The New Scientist said that the blockchain is coming to Australia’s electricity grid. On August 25th, a group of neighbours tested a system to trade excess energy from solar panels between themselves using blockchain to record their transactions.
The trial was run by local start-up Power Ledger in a retirement village in the city of Busselton, Western Australia. This is another good sign of the energy industry’s growing interest about the technology.
A blockchain is a cryptographically secure ledger of every transaction made in a system and stored across every computer in its network. No central authority will be in control because every computer will have a continuously updated copy of the ledger. The computers monitor each other to prevent fraud. The technology started as the force behind the cryptocurrency bitcoin, but is currently being explored as a tool for different real-world industries.

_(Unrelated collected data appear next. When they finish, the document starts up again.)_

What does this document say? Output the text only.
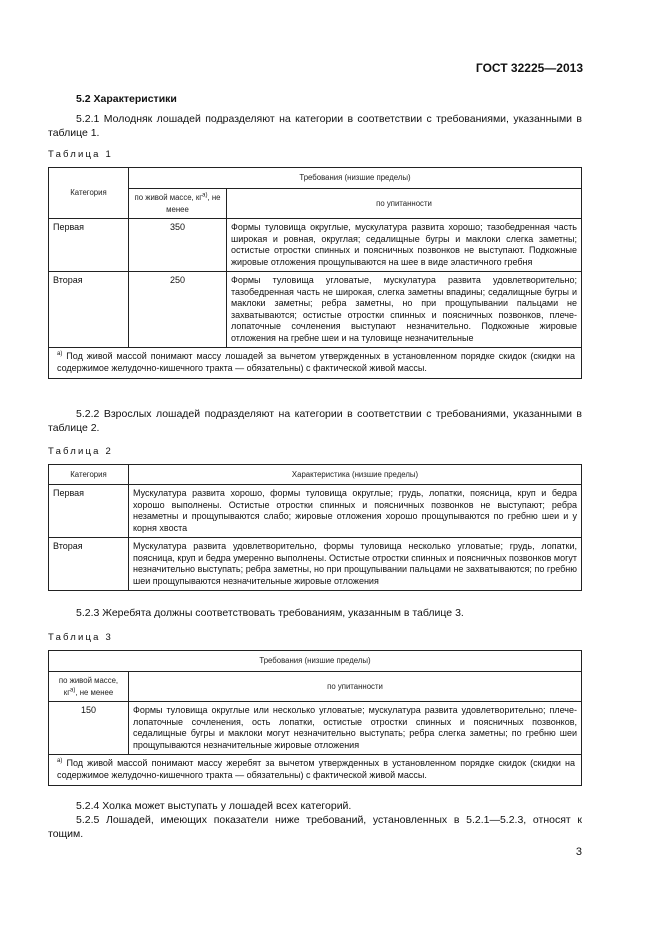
ГОСТ 32225—2013
5.2 Характеристики
5.2.1 Молодняк лошадей подразделяют на категории в соответствии с требованиями, указанными в таблице 1.
Таблица 1
Категория	Требования (низшие пределы)	
	по живой массе, $кг^{а)}$, не менее	по упитанности
Первая	350	Формы туловища округлые, мускулатура развита хорошо; тазобедренная часть широкая и ровная, округлая; седалищные бугры и маклоки слегка заметны; остистые отростки спинных и поясничных позвонков не выступают. Подкожные жировые отложения прощупываются на шее в виде эластичного гребня
Вторая	250	Формы туловища угловатые, мускулатура развита удовлетворительно; тазобедренная часть не широкая, слегка заметны впадины; седалищные бугры и маклоки заметны; ребра заметны, но при прощупывании пальцами не захватываются; остистые отростки спинных и поясничных позвонков, плече-лопаточные сочленения выступают незначительно. Подкожные жировые отложения на гребне шеи и на туловище незначительные
$^{а)}$ Под живой массой понимают массу лошадей за вычетом утвержденных в установленном порядке скидок (скидки на содержимое желудочно-кишечного тракта — обязательны) с фактической живой массы.		
5.2.2 Взрослых лошадей подразделяют на категории в соответствии с требованиями, указанными в таблице 2.
Таблица 2
Категория	Характеристика (низшие пределы)
Первая	Мускулатура развита хорошо, формы туловища округлые; грудь, лопатки, поясница, круп и бедра хорошо выполнены. Остистые отростки спинных и поясничных позвонков не выступают; ребра незаметны и прощупываются слабо; жировые отложения хорошо прощупываются по гребню шеи и у корня хвоста
Вторая	Мускулатура развита удовлетворительно, формы туловища несколько угловатые; грудь, лопатки, поясница, круп и бедра умеренно выполнены. Остистые отростки спинных и поясничных позвонков могут незначительно выступать; ребра заметны, но при прощупывании пальцами не захватываются; по гребню шеи прощупываются незначительные жировые отложения
5.2.3 Жеребята должны соответствовать требованиям, указанным в таблице 3.
Таблица 3
Требования (низшие пределы)	
по живой массе, $кг^{а)}$, не менее	по упитанности
150	Формы туловища округлые или несколько угловатые; мускулатура развита удовлетворительно; плече-лопаточные сочленения, ость лопатки, остистые отростки спинных и поясничных позвонков, седалищные бугры и маклоки могут незначительно выступать; ребра слегка заметны; по гребню шеи прощупываются незначительные жировые отложения
$^{а)}$ Под живой массой понимают массу жеребят за вычетом утвержденных в установленном порядке скидок (скидки на содержимое желудочно-кишечного тракта — обязательны) с фактической живой массы.	
5.2.4 Холка может выступать у лошадей всех категорий.
5.2.5 Лошадей, имеющих показатели ниже требований, установленных в 5.2.1—5.2.3, относят к тощим.
3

The residents on the west coast of Australia have 300 days of sunshine every year and rooftop solar panels are growing in popularity, as stated by Power Ledger co-founder Jemma Green. Rather than sell excess energy to the grid, the blockchain will enable residents to trade directly with the people around them, with the ledger keeping track of all the transactions.
Energy meters at 20 houses plus a clubhouse in Busselton will be installed with raspberry Pi mini computers to track their energy usage. Homeowners can decide how and whom to sell the excess power to, and with each transaction logged on the blockchain. The first 2-month trial is a practice run to make sure the technology works. Real deployments will be scheduled next year in Victoria and Perth.